26.10.2005 - Rede von Bundestagspräsident Dr. Norbert
Lammert beim Empfang zum 50. Jahrestag der Bundeswehr in
Berlin
Es gilt das
gesprochene Wort
Über die Bundeswehr und die 50 Jahre ihrer Arbeit und ihrer
Leistung wird in diesen Tagen viel gesprochen und vieles
geschrieben: viel Bekanntes, gelegentlich Originelles, manchmal
Kluges, bisweilen besonders Kluges. In einer bedeutenden deutschen
Wochenzeitschrift, die sich nicht ganz zu Unrecht auf ihre
regelmäßigen klugen Beiträge viel zugute hält,
war in diesen Tagen mit Blick auf 50 Jahre Bundeswehr zu lesen:
"Nicht kämpfen kann diese Armee gut." Das ist sicher
originell, aber scharf daneben. Richtig ist: Die Bundeswehr ist ein
Kind des Kalten Krieges. Aber dieser Kalte Krieg hätte
schwerlich überwunden werden können ohne den Beitrag auch
und gerade der Bundeswehr. Und dabei hat ganz gewiss eine
erhebliche Rolle gespielt, dass niemand jemals einen Zweifel daran
hatte, dass diese Armee notfalls eben gut und aufopferungsvoll
hätte kämpfen können.
Die Bundeswehr ist als Bündnisarmee entstanden, ohne diesen
Kontext wäre sie so nie zustande gekommen. Und sie hat bei
allen Veränderungen dieser fünf Jahrzehnte die
Modifizierungen ihres Auftrages immer in diesem Kontext verstanden
und weiterentwickelt. Deswegen ist es eine große Freude, dass
wir heute aus Anlass dieser Veranstaltung zur Feier des
50-jährigen Bestehens der Bundeswehr den Generalsekretär
der NATO bei uns begrüßen dürfen: Herzlich
willkommen, Herr de Hoop Scheffer!
Es gibt, meine Damen und Herren - und allein dies kennzeichnet
vielleicht hinreichend die Erfolgsgeschichte der Bundeswehr in
diesen 50 Jahren -, kaum eine zweite Institution, die zum Zeitpunkt
ihrer Gründung so umstritten war, wie die Bundeswehr, und die
sich heute, wie die Bundeswehr, nahezu überall außerhalb
jedes ernsthaften, jedenfalls ernst zu nehmenden Streits befindet.

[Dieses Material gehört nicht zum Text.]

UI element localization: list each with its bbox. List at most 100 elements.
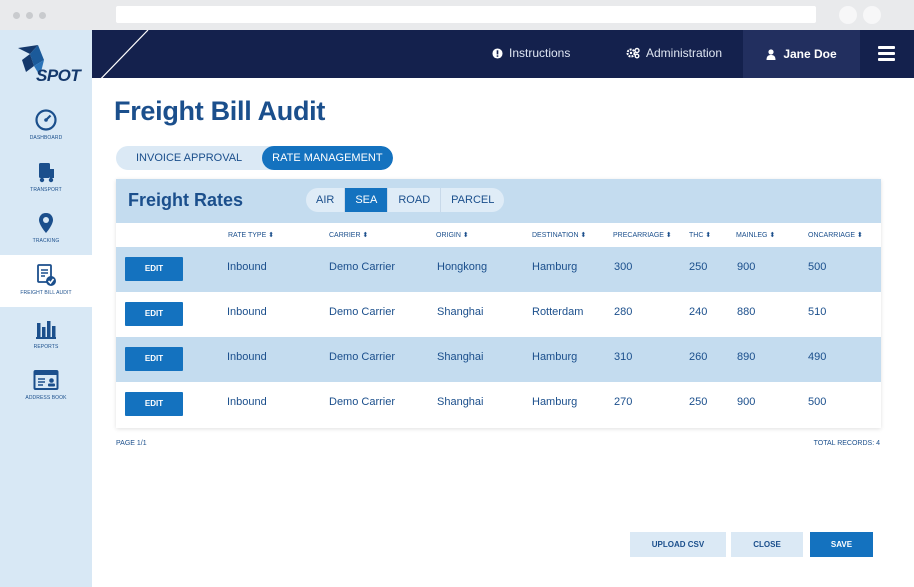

Ein schöneres Kompliment kann es zu einem solchen
Jubiläum schwerlich geben. Dabei haben diese 50 Jahre
keineswegs nur Serien von begeisternden Aufgaben und
Problemstellungen gekennzeichnet. Die Geschichte der Bundeswehr ist
auch eine dauernde Geschichte der Auseinandersetzung mit
Finanznöten. Und es wäre ja schön, wenn man jetzt
als Geburtstagsgeschenk die feierliche Verkündigung bei
laufenden Koalitionsverhandlungen vortragen könnte, dass damit
in den nächsten 50 Jahren nicht mehr gerechnet werden
müsse.
Tatsächlich gehört es zu den nüchternen
Realitäten, mit denen sich die Bundeswehr - wie andere
Institutionen auch - auseinandersetzen muss, dass sie ihren
jeweiligen wichtigen Auftrag unter schmerzhaften öffentlichen
Haushaltsnöten wahrnehmen muss. Aber ich trage das nicht
deswegen vor, um die Feiertagsstimmung mutwillig zu gefährden,
sondern weil ich einen anderen Punkt der besonderen Erwähnung
wert finde. Die Bundeswehr ist wie wenige andere Institutionen in
diesen 50 Jahren ständig genötigt gewesen, ihren Auftrag
bei mal mehr, mal weniger veränderten politischen Lagen immer
wieder weiterzuentwickeln. Sie ist eine Institution gewesen, bei
der die Reformprozesse der Regelfall und die stabilen Lagen die
vergleichsweise kurzzeitigen Ausnahmen waren. Wenn alle staatlichen
Institutionen, bei denen regelmäßig Reformbedarf
eingefordert wird, mit ähnlicher Disziplin und
Professionalität diesen von anderen definierten Reformbedarf
umgesetzt hätten wie die Bundeswehr, wären heute die
Koalitionsverhandlungen vielleicht einfacher.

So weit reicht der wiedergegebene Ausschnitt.